The class should also keep track of the word with most occurrences using the variable max_word.
Edit the __setitem__() method in hash_table.py to call rehash() when the load of the hash table is
above 0.5.
Testing
You must add your own tests for the __init__, add_file and rarity methods in the provided
test_frequency.py file.
Constraints and assumptions
• add_file should only add the word if it exists in the dictionary instance in the __init__
method
• Variable max_word should be a Tuple containing the (word, frequency) pair.
• Convert each word added in add_file to lowercase.
• An appropriate initial table size value should be chosen for the hash table.
Additional Info
• Enumerated values are pretty easy to use in Python, for an example see the Python
documentation here: https://docs.python.org/3/library/enum.html.
• You may encounter encoding errors depending on your system. Please ensure UTF-8 is used
when reading the dictionary.
• Importing punctuation from the String class can be helpful for striping punctuation
• rehash may not be called, but is more realistic for when the size or number of the files read is
unknown.
Task 4
In your Frequency class add:
• Method ranking(self) -> ArrayList[Tuple], which returns a list of known words (word,
frequency) ordered by their frequency count in descending order. The returned list of words
must be have been sorted by Quicksort.
• Function frequency_analysis() -> None, which creates an instance of class Frequency,
adds 215-0.txt to it and generates the ranking list. It should prompt the user for the number of
rankings to show.
Testing
You must add your own tests for the ranking method in the provided file called test_frequency.py.
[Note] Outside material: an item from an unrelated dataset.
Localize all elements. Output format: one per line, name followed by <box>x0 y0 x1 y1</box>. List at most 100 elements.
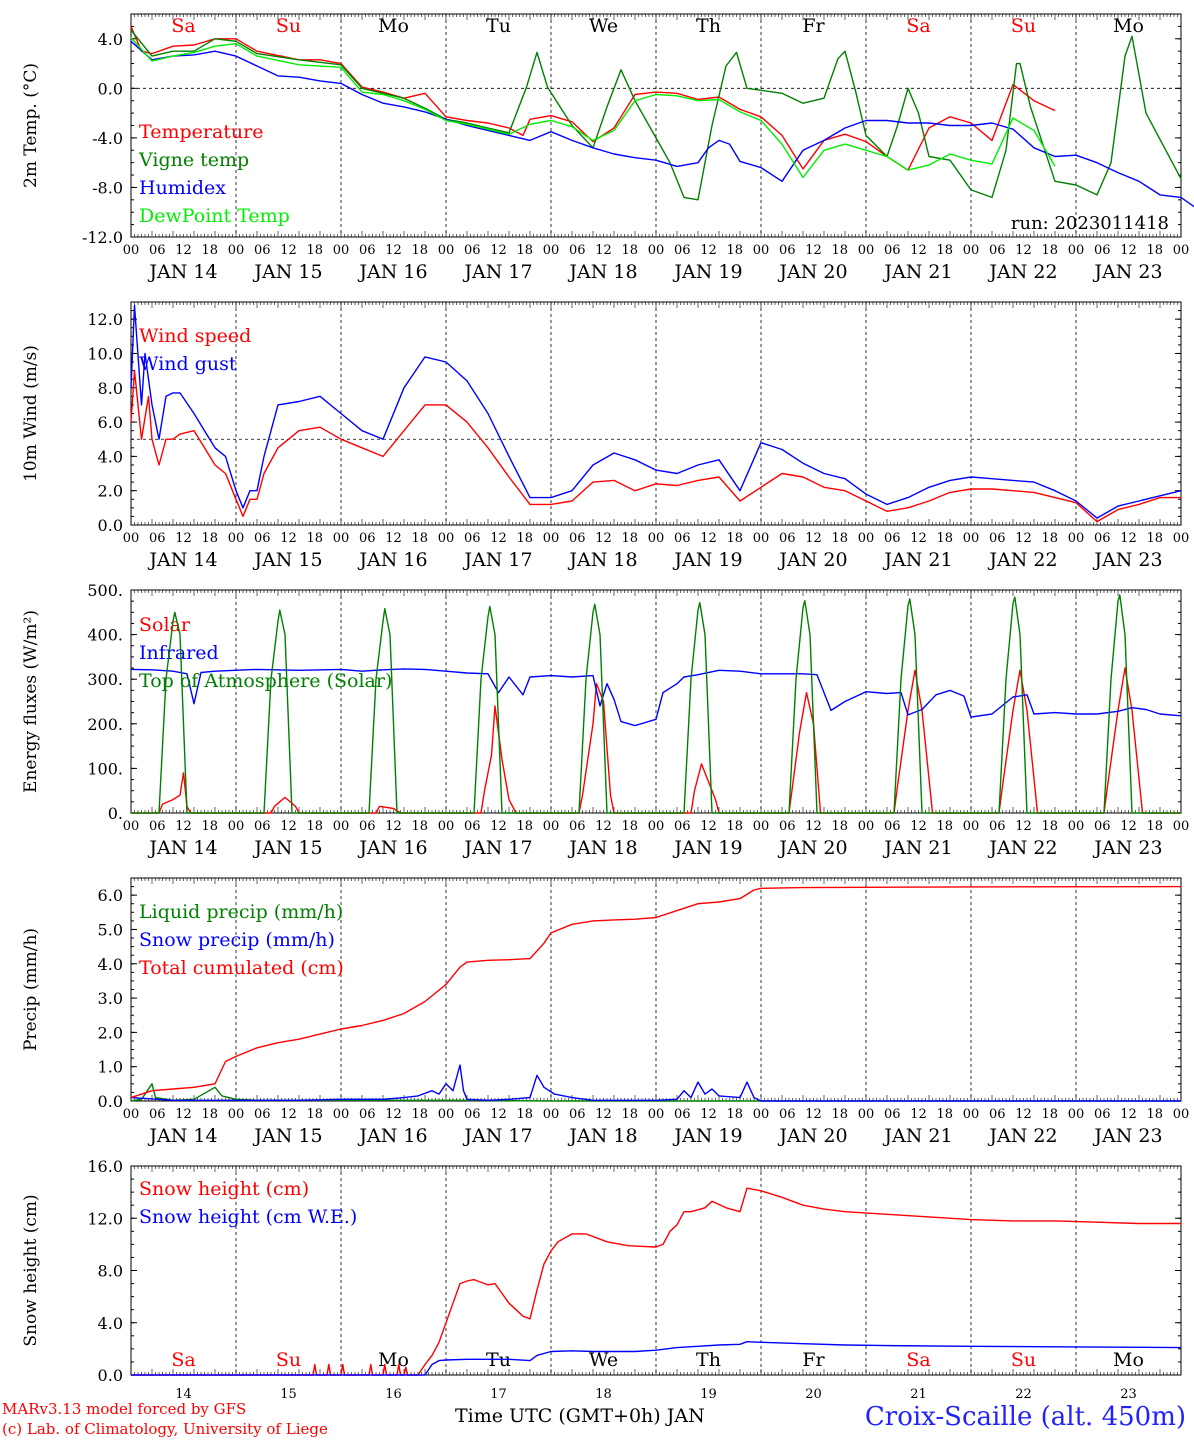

Constraints and assumptions
• In ranking you must copy and insert all your non-empty (key, value) tuples from the Hash
Table into an ArrayList. • Complexity documentation is not required for frequency_analysis. • The output of frequency_analysis should include the ranking, the word, frequency and the
rarity of the word.
• Appropriate validation should be done to ensure the user enters a valid value in
frequency_analysis.
• In frequency_analysis, if the user enters 5, the 5 most common words and statistics should be
shown.
Additional Info
• You may need to increase the Python recursion limit, by using the following command
sys.setrecursionlimit(limit). Note that you need to import the sys module to use this
function.
• You may encounter encoding errors depending on your system. Please ensure UTF-8 is used
when reading the dictionary.
• There might be more efficient ways to produce the rankings list, however this is outside the
scope of the prac.
• frequency_analysis should be called from within the if __name__ == '__main__' section
of the file.